The human genome contains numerous highly polymorphic loci, rich in tandem repeats and structural variants. There, read alignments are often ambiguous and unreliable, resulting in hundreds of disease-associated genes being inaccessible for accurate variant calling. In such regions, structural variant callers show limited sensitivity, k-mer based tools cannot exploit full linkage information of a sequencing read, and gene-specific methods cannot be easily extended to process more loci. Improved ability to genotype highly polymorphic genes can increase diagnostic power and uncover novel disease associations.
We present a targeted tool Locityper, capable of genotyping complex polymorphic loci using both short- and long-read whole genome sequencing, including error-prone ONT data. For each target, Locityper recruits WGS reads and aligns them to possible locus haplotypes (e.g. extracted from a pangenome). By optimizing read alignment, insert size, and read depth profiles across haplotypes, Locityper efficiently estimates the likelihood of each haplotype pair. This is achieved by solving integer linear programming problems or by employing stochastic optimization.

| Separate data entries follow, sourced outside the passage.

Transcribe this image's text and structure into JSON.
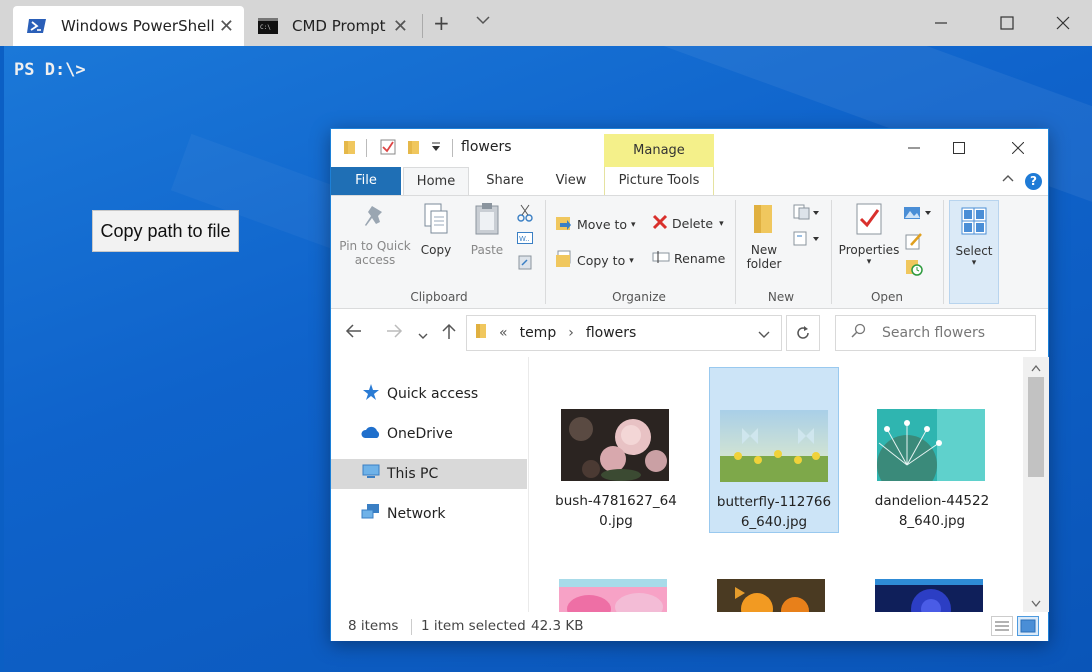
{
  "terminal": {
    "tabs": [
      {
        "label": "Windows PowerShell",
        "active": true
      },
      {
        "label": "CMD Prompt",
        "active": false
      }
    ],
    "prompt_text": "PS D:\\>",
    "new_tab_symbol": "+",
    "dropdown_symbol": "⌄"
  },
  "desktop": {
    "copy_button_label": "Copy path to file"
  },
  "explorer": {
    "title": "flowers",
    "context_tab": "Manage",
    "ribbon_tabs": [
      "File",
      "Home",
      "Share",
      "View",
      "Picture Tools"
    ],
    "clipboard": {
      "pin_label": "Pin to Quick access",
      "copy_label": "Copy",
      "paste_label": "Paste",
      "group_label": "Clipboard"
    },
    "organize": {
      "move_to": "Move to",
      "copy_to": "Copy to",
      "delete": "Delete",
      "rename": "Rename",
      "group_label": "Organize"
    },
    "new": {
      "new_folder": "New folder",
      "group_label": "New"
    },
    "open": {
      "properties": "Properties",
      "group_label": "Open"
    },
    "select": {
      "label": "Select"
    },
    "address": {
      "overflow": "«",
      "crumbs": [
        "temp",
        "flowers"
      ]
    },
    "search": {
      "placeholder": "Search flowers"
    },
    "nav": [
      {
        "label": "Quick access",
        "icon": "star-icon"
      },
      {
        "label": "OneDrive",
        "icon": "cloud-icon"
      },
      {
        "label": "This PC",
        "icon": "computer-icon",
        "selected": true
      },
      {
        "label": "Network",
        "icon": "network-icon"
      }
    ],
    "files": [
      {
        "name": "bush-4781627_640.jpg",
        "selected": false
      },
      {
        "name": "butterfly-1127666_640.jpg",
        "selected": true
      },
      {
        "name": "dandelion-445228_640.jpg",
        "selected": false
      }
    ],
    "status": {
      "items": "8 items",
      "selected": "1 item selected",
      "size": "42.3 KB"
    }
  },
  "colors": {
    "desktop": "#0b5fc4",
    "file_tab": "#1f6fb5",
    "manage_tab": "#f4f08a",
    "selection": "#cce4f7"
  }
}
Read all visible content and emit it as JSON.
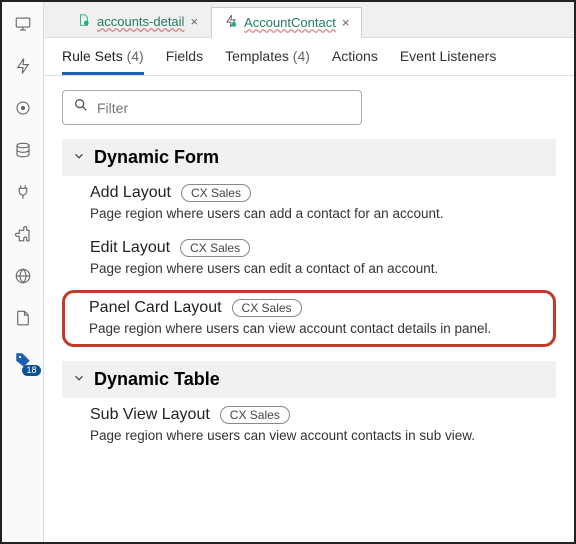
{
  "tabs": [
    {
      "label": "accounts-detail",
      "active": false
    },
    {
      "label": "AccountContact",
      "active": true
    }
  ],
  "subtabs": {
    "rulesets": {
      "label": "Rule Sets",
      "count": "(4)"
    },
    "fields": {
      "label": "Fields"
    },
    "templates": {
      "label": "Templates",
      "count": "(4)"
    },
    "actions": {
      "label": "Actions"
    },
    "eventlisteners": {
      "label": "Event Listeners"
    }
  },
  "filter_placeholder": "Filter",
  "sections": {
    "dynamic_form": {
      "title": "Dynamic Form",
      "items": [
        {
          "title": "Add Layout",
          "pill": "CX Sales",
          "desc": "Page region where users can add a contact for an account."
        },
        {
          "title": "Edit Layout",
          "pill": "CX Sales",
          "desc": "Page region where users can edit a contact of an account."
        },
        {
          "title": "Panel Card Layout",
          "pill": "CX Sales",
          "desc": "Page region where users can view account contact details in panel."
        }
      ]
    },
    "dynamic_table": {
      "title": "Dynamic Table",
      "items": [
        {
          "title": "Sub View Layout",
          "pill": "CX Sales",
          "desc": "Page region where users can view account contacts in sub view."
        }
      ]
    }
  },
  "sidebar_badge": "18"
}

Across 256 challenging medically relevant loci and 40 HPRC Illumina datasets, 95% Locityper haplotypes were accurate (QV, Phred-scaled divergence, ≥33), compared to 27% accurate haplotypes, reconstructed from the phased NYGC call set. In leave-one-out (LOO) evaluation, Locityper produced 60% accurate haplotypes, a fraction that will increase with larger reference panels as >91% haplotypes were very close (ΔQV≤5) to best available haplotypes. Overall, 82% 1KGP trio haplotypes were concordant. Finally, across 36 HLA genes LOO Locityper correctly predicted protein product in 94% cases, outperforming the specialized HLA-genotyper T1K at 78%.